At June 30, 2007, our portfolio of long-term debt was substantially comprised of fixed rate instruments. Therefore, the fair value of the portfolio is relatively sensitive to effects of interest rate fluctuations. This sensitivity is illustrated by the $232 million increase in the fair value of long-term debt at June 30, 2007, assuming a hypothetical 10 percent decrease in interest rates. However, our sensitivity to interest rate declines and corresponding increases in the fair value of our debt portfolio unfavorably affect our results of operations and cash flows when we elect to repurchase or otherwise retire fixed-rate debt at prices above carrying value.
We manage our exposure to interest rate movements by utilizing financial derivative instruments. The primary objective of this program is to reduce our overall cost of borrowing by managing the fixed and floating interest rate mix of the debt portfolio. We have entered into several interest rate swap agreements, designated as fair value hedges, which effectively resulted in an exchange of existing obligations to pay fixed interest rates for obligations to pay floating rates. On June 1, 2007, $450 million notional amount of our interest rate swap agreements expired. There have been no other changes to the positions subsequent to December 31, 2006.
Foreign Currency Exchange Rate Risk
We manage our exposure to foreign currency exchange rates by utilizing forward and option contracts. The primary objective of this program is to reduce our exposure to movements in the foreign currency markets by locking in foreign currency rates. The aggregate effect on foreign currency contracts of a hypothetical 10 percent change to exchange rates at June 30, 2007, would be approximately $6 million. There have been no significant changes to our exposure to foreign exchange rates subsequent to December 31, 2006.
Safe Harbor
These quantitative and qualitative disclosures about market risk include forward-looking statements with respect to management’s opinion about risks associated with the use of derivative instruments. These statements are based on certain assumptions with respect to market prices and industry supply of and demand for crude oil, natural gas, refined products and other feedstocks. If these assumptions prove to be inaccurate, future outcomes with respect to our hedging programs may differ materially from those discussed in the forward-looking statements.

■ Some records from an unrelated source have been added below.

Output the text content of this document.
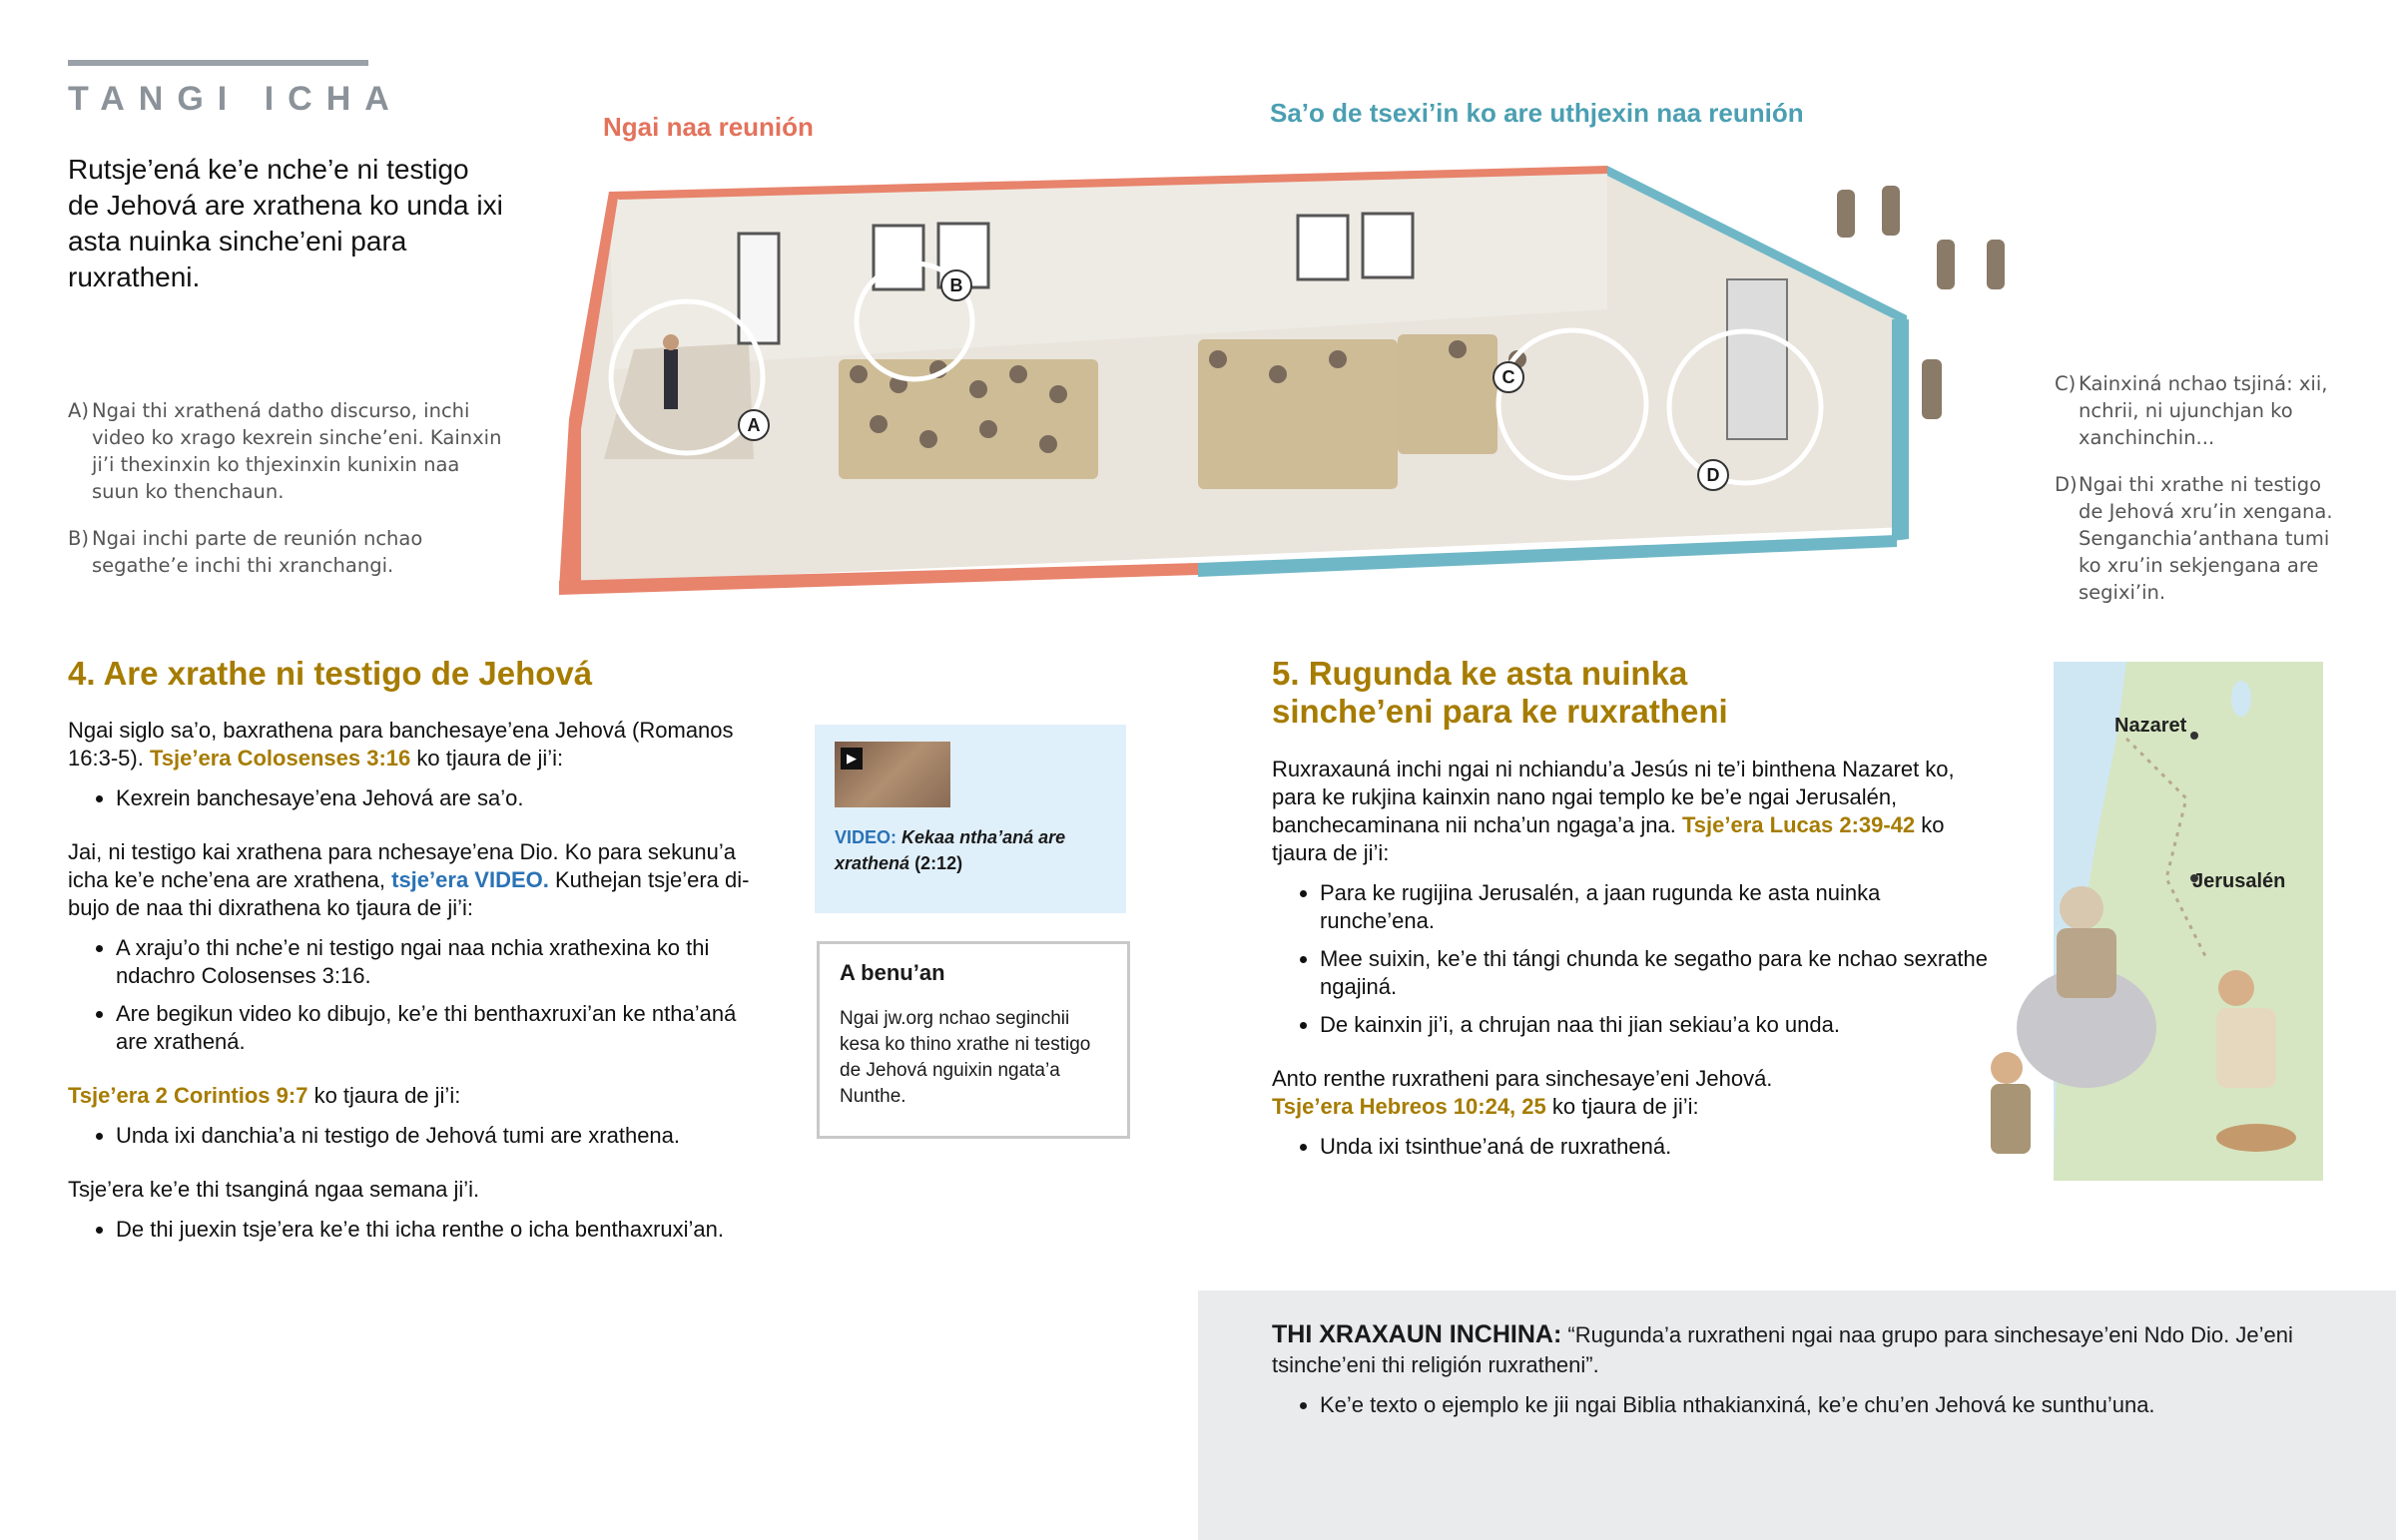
TANGI ICHA
Rutsje’ená ke’e nche’e ni testigo de Jehová are xrathena ko unda ixi asta nuinka sinche’eni para ruxratheni.
A) Ngai thi xrathená datho discurso, inchi video ko xrago kexrein sinche’eni. Kainxin ji’i thexinxin ko thjexinxin kunixin naa suun ko thenchaun.
B) Ngai inchi parte de reunión nchao segathe’e inchi thi xranchangi.
C) Kainxiná nchao tsjiná: xii, nchrii, ni ujunchjan ko xanchinchin...
D) Ngai thi xrathe ni testigo de Jehová xru’in xengana. Senganchia’anthana tumi ko xru’in sekjengana are segixi’in.
Ngai naa reunión	Sa’o de tsexi’in ko are uthjexin naa reunión
A
B
C
D
4. Are xrathe ni testigo de Jehová

Ngai siglo sa’o, baxrathena para banchesaye’ena Jehová (Romanos 16:3-5). Tsje’era Colosenses 3:16 ko tjaura de ji’i:

• Kexrein banchesaye’ena Jehová are sa’o.

Jai, ni testigo kai xrathena para nchesaye’ena Dio. Ko para sekunu’a icha ke’e nche’ena are xrathena, tsje’era VIDEO. Kuthejan tsje’era dibujo de naa thi dixrathena ko tjaura de ji’i:

• A xraju’o thi nche’e ni testigo ngai naa nchia xrathexina ko thi ndachro Colosenses 3:16.
• Are begikun video ko dibujo, ke’e thi benthaxruxi’an ke ntha’aná are xrathená.

Tsje’era 2 Corintios 9:7 ko tjaura de ji’i:

• Unda ixi danchia’a ni testigo de Jehová tumi are xrathena.

Tsje’era ke’e thi tsanginá ngaa semana ji’i.

• De thi juexin tsje’era ke’e thi icha renthe o icha benthaxruxi’an.
▶
VIDEO: Kekaa ntha’aná are xrathená (2:12)
A benu’an
Ngai jw.org nchao seginchii kesa ko thino xrathe ni testigo de Jehová nguixin ngata’a Nunthe.
5. Rugunda ke asta nuinka sinche’eni para ke ruxratheni

Ruxraxauná inchi ngai ni nchiandu’a Jesús ni te’i binthena Nazaret ko, para ke rukjina kainxin nano ngai templo ke be’e ngai Jerusalén, banchecaminana nii ncha’un ngaga’a jna. Tsje’era Lucas 2:39-42 ko tjaura de ji’i:

• Para ke rugijina Jerusalén, a jaan rugunda ke asta nuinka runche’ena.
• Mee suixin, ke’e thi tángi chunda ke segatho para ke nchao sexrathe ngajiná.
• De kainxin ji’i, a chrujan naa thi jian sekiau’a ko unda.

Anto renthe ruxratheni para sinchesaye’eni Jehová.
Tsje’era Hebreos 10:24, 25 ko tjaura de ji’i:

• Unda ixi tsinthue’aná de ruxrathená.
Nazaret
Jerusalén
THI XRAXAUN INCHINA: “Rugunda’a ruxratheni ngai naa grupo para sinchesaye’eni Ndo Dio. Je’eni tsinche’eni thi religión ruxratheni”.
• Ke’e texto o ejemplo ke jii ngai Biblia nthakianxiná, ke’e chu’en Jehová ke sunthu’una.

Item 4. Controls and Procedures
An evaluation of the effectiveness of the design and operation of our disclosure controls and procedures (as defined in Rule
13a-15(e) and 15d-15(e) under the Securities Exchange Act of 1934) was carried out under the supervision and with the participation of our management, including our Chief Executive Officer and Chief Financial Officer. As of the end of the period covered by this report based upon that evaluation, the Chief Executive Officer and Chief Financial Officer concluded that the design and operation of these disclosure controls and procedures were effective. During the quarter ended June 30, 2007, there were no changes in our internal controls over financial reporting that have materially affected, or were reasonably likely to materially affect, our internal controls over financial reporting.
Marathon reviews and modifies its financial and operational controls on an ongoing basis to ensure that those controls are adequate to address changes in its business as it evolves. Marathon believes that its existing financial and operational controls and procedures are adequate.